De acordo com achados recentes, o seio pilonidal é uma condição adquirida, e uma causa congênita discutida anteriormente agora parece improvável.
Os seguintes fatores são considerados predisponentes em seu desenvolvimento: sexo masculino, obesidade, crescimento intenso de pelos na fenda natal, higiene precária, atividades sedentárias, fenda glútea profunda, histórico familiar positivo.
Os pelos desempenham um papel particularmente significativo nesse contexto: F. Stelzner demonstrou já na década de 1980 que pelos, fixados em pequenas farpas, penetram na pele. Outra indicação de que os pelos desempenham um papel crucial é o fato de que o seio pilonidal é desconhecido na China, pois os chineses não têm pelos na fenda natal.
Em sua forma atualizada mais recente de 2014, as diretrizes da Sociedade Alemã de Coloproctologia recomendam a cirurgia aberta como o método de tratamento de escolha.
O abscesso é inicialmente amplamente aberto para permitir uma drenagem eficaz. O tratamento definitivo do seio pilonidal é então realizado de forma eletiva de uma das duas maneiras a seguir:
- Excisão com cicatrização secundária da ferida ou
- Excisão com fechamento primário da ferida (apenas no estágio livre de infecção!) → após a excisão, a ferida é fechada primariamente com suturas, possivelmente com cirurgia plástica reconstrutiva.
A administração local ou sistêmica de antibióticos deve ser rejeitada, pois eles não alcançam a cura definitiva do seio. A injeção de solução de fenol é obsoleta devido à sua alta toxicidade e possível absorção de fenol.
Não há cicatrização espontânea. Um seio pilonidal assintomático persiste por toda a vida, mas também pode progredir para a forma aguda (abscessante) ou para o estágio crônico. Após existência prolongada, a transformação maligna é teoricamente possível, mas apenas raramente descrita na literatura.
Após a excisão, a cicatrização secundária da ferida não é significativamente mais eficaz do que a cicatrização primária. A taxa de recorrência é menor com a terapia aberta (significativa na análise Cochrane atual).
A excisão do seio pilonidal deve ser completa. Tipicamente, a excisão do tecido de granulação é realizada próxima à fáscia sacral. No entanto, não há evidência clara na literatura de que o periósteo deva ser envolvido. Pelo contrário, deve-se assumir que a excisão do periósteo com denudação do sacro aumenta a dor pós-operatória e piora significativamente a cicatrização.
Para garantir a excisão completa, recomenda-se marcar o tecido inflamatório semelhante a uma toca de raposa com azul de toluidina. Doll e colegas mostraram que o uso de azul de toluidina tem um impacto significativo na taxa de recorrência.
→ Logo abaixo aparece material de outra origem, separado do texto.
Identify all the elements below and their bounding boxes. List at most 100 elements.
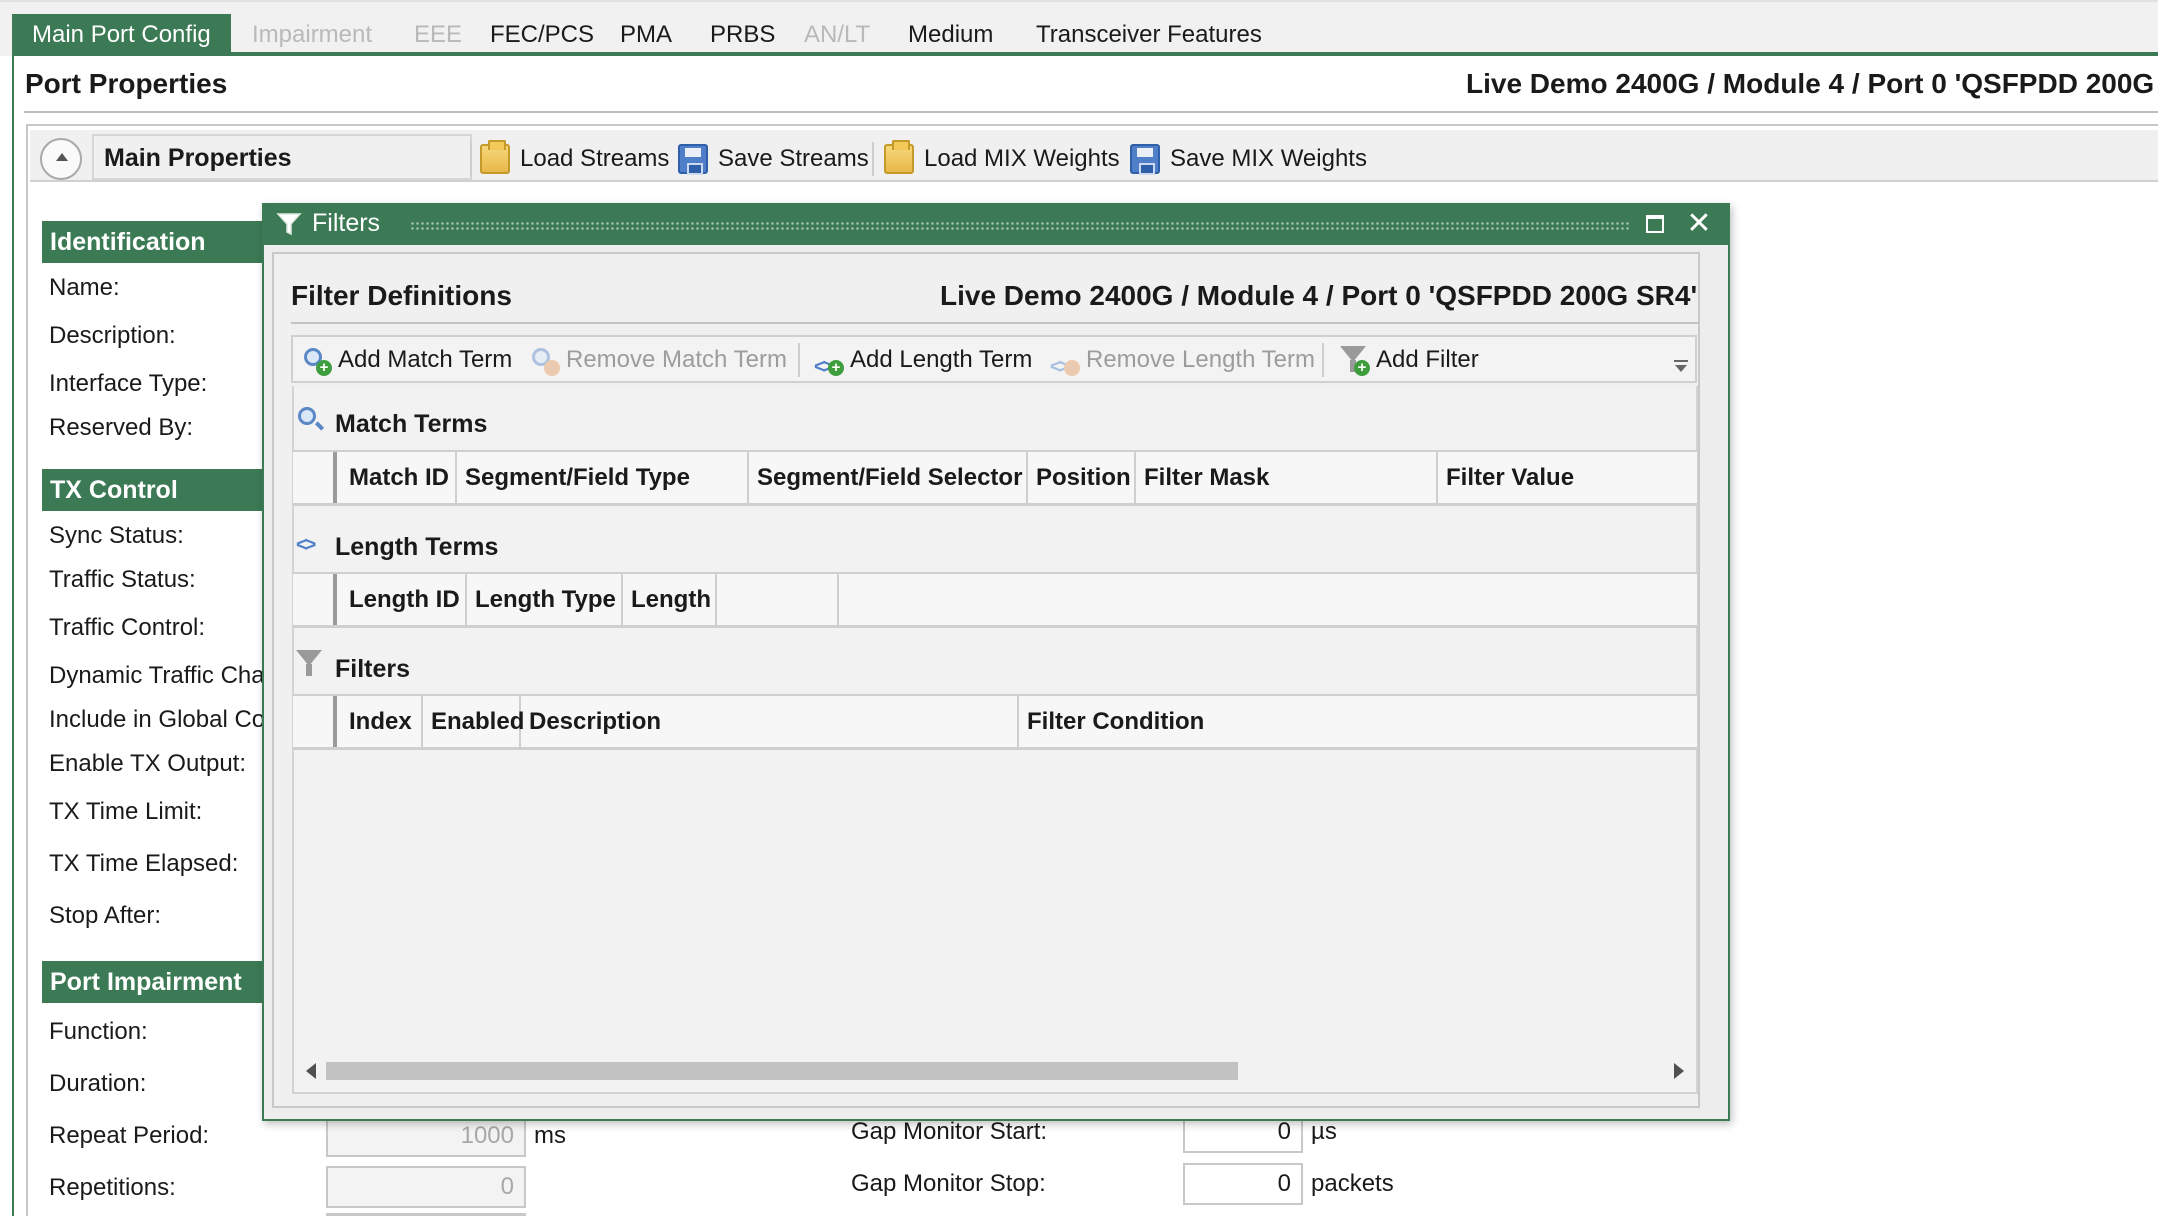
remove-length-icon: <> [1050, 346, 1080, 378]
add-filter-button[interactable]: + Add Filter [1340, 343, 1500, 377]
close-icon[interactable]: ✕ [1682, 207, 1716, 241]
floppy-disk-icon [1130, 144, 1160, 175]
function-label: Function: [49, 1018, 148, 1045]
filter-definitions-path: Live Demo 2400G / Module 4 / Port 0 'QSF… [940, 280, 1698, 311]
tab-prbs[interactable]: PRBS [690, 14, 795, 56]
load-streams-label: Load Streams [520, 145, 670, 172]
dynamic-traffic-label: Dynamic Traffic Char [49, 662, 273, 689]
scroll-thumb[interactable] [326, 1062, 1238, 1080]
tab-main-port-config[interactable]: Main Port Config [12, 14, 231, 56]
traffic-status-label: Traffic Status: [49, 566, 196, 593]
folder-open-icon [884, 140, 914, 174]
gap-monitor-start-label: Gap Monitor Start: [851, 1118, 1048, 1145]
col-length-type[interactable]: Length Type [467, 574, 623, 625]
col-index[interactable]: Index [341, 696, 423, 747]
name-label: Name: [49, 274, 120, 301]
divider [24, 111, 2158, 113]
col-segment-field-type[interactable]: Segment/Field Type [457, 452, 749, 503]
filters-grid-header: Index Enabled Description Filter Conditi… [293, 694, 1697, 750]
col-filter-condition[interactable]: Filter Condition [1019, 696, 1697, 747]
tab-fec-pcs[interactable]: FEC/PCS [470, 14, 614, 56]
traffic-control-label: Traffic Control: [49, 614, 206, 641]
save-mix-weights-label: Save MIX Weights [1170, 145, 1367, 172]
duration-label: Duration: [49, 1070, 147, 1097]
gap-monitor-stop-unit: packets [1311, 1170, 1394, 1197]
tab-pma[interactable]: PMA [600, 14, 692, 56]
filter-definitions-title: Filter Definitions [291, 280, 512, 311]
tab-impairment[interactable]: Impairment [232, 14, 392, 56]
col-description[interactable]: Description [521, 696, 1019, 747]
col-filter-mask[interactable]: Filter Mask [1136, 452, 1438, 503]
col-filter-value[interactable]: Filter Value [1438, 452, 1697, 503]
remove-length-term-button[interactable]: <> Remove Length Term [1050, 343, 1315, 378]
port-path: Live Demo 2400G / Module 4 / Port 0 'QSF… [1466, 68, 2155, 99]
save-streams-button[interactable]: Save Streams [678, 142, 869, 176]
description-label: Description: [49, 322, 176, 349]
remove-match-icon [530, 346, 560, 376]
tab-medium[interactable]: Medium [888, 14, 1013, 56]
col-match-id[interactable]: Match ID [341, 452, 457, 503]
tab-an-lt[interactable]: AN/LT [784, 14, 890, 56]
tx-time-elapsed-label: TX Time Elapsed: [49, 850, 239, 877]
remove-match-term-button[interactable]: Remove Match Term [530, 343, 788, 377]
add-match-icon: + [302, 346, 332, 376]
save-streams-label: Save Streams [718, 145, 869, 172]
length-terms-grid-header: Length ID Length Type Length [293, 572, 1697, 628]
add-match-term-button[interactable]: + Add Match Term [302, 343, 518, 377]
col-length[interactable]: Length [623, 574, 717, 625]
section-port-impairment: Port Impairment [42, 961, 262, 1003]
add-filter-label: Add Filter [1376, 346, 1479, 373]
maximize-icon[interactable] [1646, 215, 1664, 233]
col-segment-field-selector[interactable]: Segment/Field Selector [749, 452, 1028, 503]
col-length-id[interactable]: Length ID [341, 574, 467, 625]
add-length-term-label: Add Length Term [850, 346, 1033, 373]
divider [291, 322, 1699, 324]
length-terms-title: Length Terms [335, 533, 499, 561]
enable-tx-output-label: Enable TX Output: [49, 750, 247, 777]
repetitions-label: Repetitions: [49, 1174, 176, 1201]
load-streams-button[interactable]: Load Streams [480, 140, 680, 176]
filters-title: Filters [335, 655, 411, 683]
col-enabled[interactable]: Enabled [423, 696, 524, 747]
add-filter-icon: + [1340, 346, 1370, 376]
col-length-extra[interactable] [717, 574, 839, 625]
tab-eee[interactable]: EEE [394, 14, 482, 56]
interface-type-label: Interface Type: [49, 370, 208, 397]
section-identification: Identification [42, 221, 262, 263]
toolbar-separator [798, 343, 800, 377]
toolbar-separator [1322, 343, 1324, 377]
load-mix-weights-button[interactable]: Load MIX Weights [884, 140, 1124, 176]
repeat-period-label: Repeat Period: [49, 1122, 210, 1149]
repeat-period-field[interactable]: 1000 [326, 1115, 526, 1157]
gap-monitor-start-unit: µs [1311, 1118, 1337, 1145]
dialog-title-bar[interactable]: Filters ✕ [262, 203, 1730, 245]
col-position[interactable]: Position [1028, 452, 1136, 503]
scroll-right-icon[interactable] [1674, 1063, 1684, 1079]
collapse-button[interactable] [40, 138, 82, 180]
toolbar-overflow-icon[interactable] [1674, 360, 1688, 374]
match-terms-grid-header: Match ID Segment/Field Type Segment/Fiel… [293, 450, 1697, 506]
tab-transceiver-features[interactable]: Transceiver Features [1016, 14, 1282, 56]
save-mix-weights-button[interactable]: Save MIX Weights [1130, 142, 1370, 176]
funnel-icon [296, 650, 324, 678]
tx-time-limit-label: TX Time Limit: [49, 798, 203, 825]
row-header-gutter [293, 452, 337, 503]
gap-monitor-stop-field[interactable]: 0 [1183, 1163, 1303, 1205]
match-terms-title: Match Terms [335, 410, 488, 438]
magnifier-icon [296, 405, 324, 433]
main-properties-label: Main Properties [104, 144, 292, 172]
repetitions-field[interactable]: 0 [326, 1166, 526, 1208]
row-header-gutter [293, 696, 337, 747]
page-title: Port Properties [25, 68, 228, 99]
load-mix-weights-label: Load MIX Weights [924, 145, 1120, 172]
remove-match-term-label: Remove Match Term [566, 346, 787, 373]
horizontal-scrollbar[interactable] [300, 1058, 1692, 1084]
row-header-gutter [293, 574, 337, 625]
floppy-disk-icon [678, 144, 708, 175]
tab-bar: Main Port Config Impairment EEE FEC/PCS … [0, 0, 2158, 56]
scroll-left-icon[interactable] [306, 1063, 316, 1079]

O fechamento primário mediano da ferida após a excisão de um seio pilonidal está associado a alta morbidade pós-operatória e taxa de recorrência. A frequência de distúrbios de cicatrização da ferida atinge uma taxa de 30% ou mais no caso de fechamento primário mediano da ferida.
Para o tratamento aberto da ferida, um tempo de cicatrização superior a 3 meses não é incomum.
O tratamento aberto da ferida não é uma alternativa ideal devido à fase prolongada de tratamento pós-operatório e ao ônus socioeconômico (recorrências múltiplas também não são ideais). Métodos cirúrgicos que evitam a formação de uma ferida mediana e levam ao achatamento da fenda glútea parecem sensatos e poderiam levar a melhores resultados a curto e longo prazo. Estudos adicionais são necessários aqui.
Uma profilaxia antibiótica sistêmica pré-operatória não parece afetar o processo de cicatrização da ferida. Isso foi demonstrado no estudo prospectivo randomizado de Sondenaa. Outros relatos confirmaram essa observação.
A depilação teoricamente deve reduzir a taxa de recorrência. No entanto, sabe-se há muito tempo que a remoção mecânica de pelos usando lâmina de barbear não oferece vantagem. Stirnemann e Blasimann mostraram já em 1983 que a taxa de recorrência não pode ser reduzida pela depilação mecânica. Um estudo de coorte da Bundeswehr de 2009 mostrou o mesmo efeito, indicando que a depilação mecânica até favoreceu o desenvolvimento de recorrência (Petersen 2009). Se a remoção de pelos sem criar pelos quebrados adicionais (epilação a laser) poderia se tornar uma opção de tratamento promissora para a prevenção de recorrência é objeto de investigações adicionais e não pode ser recomendada de forma geral atualmente.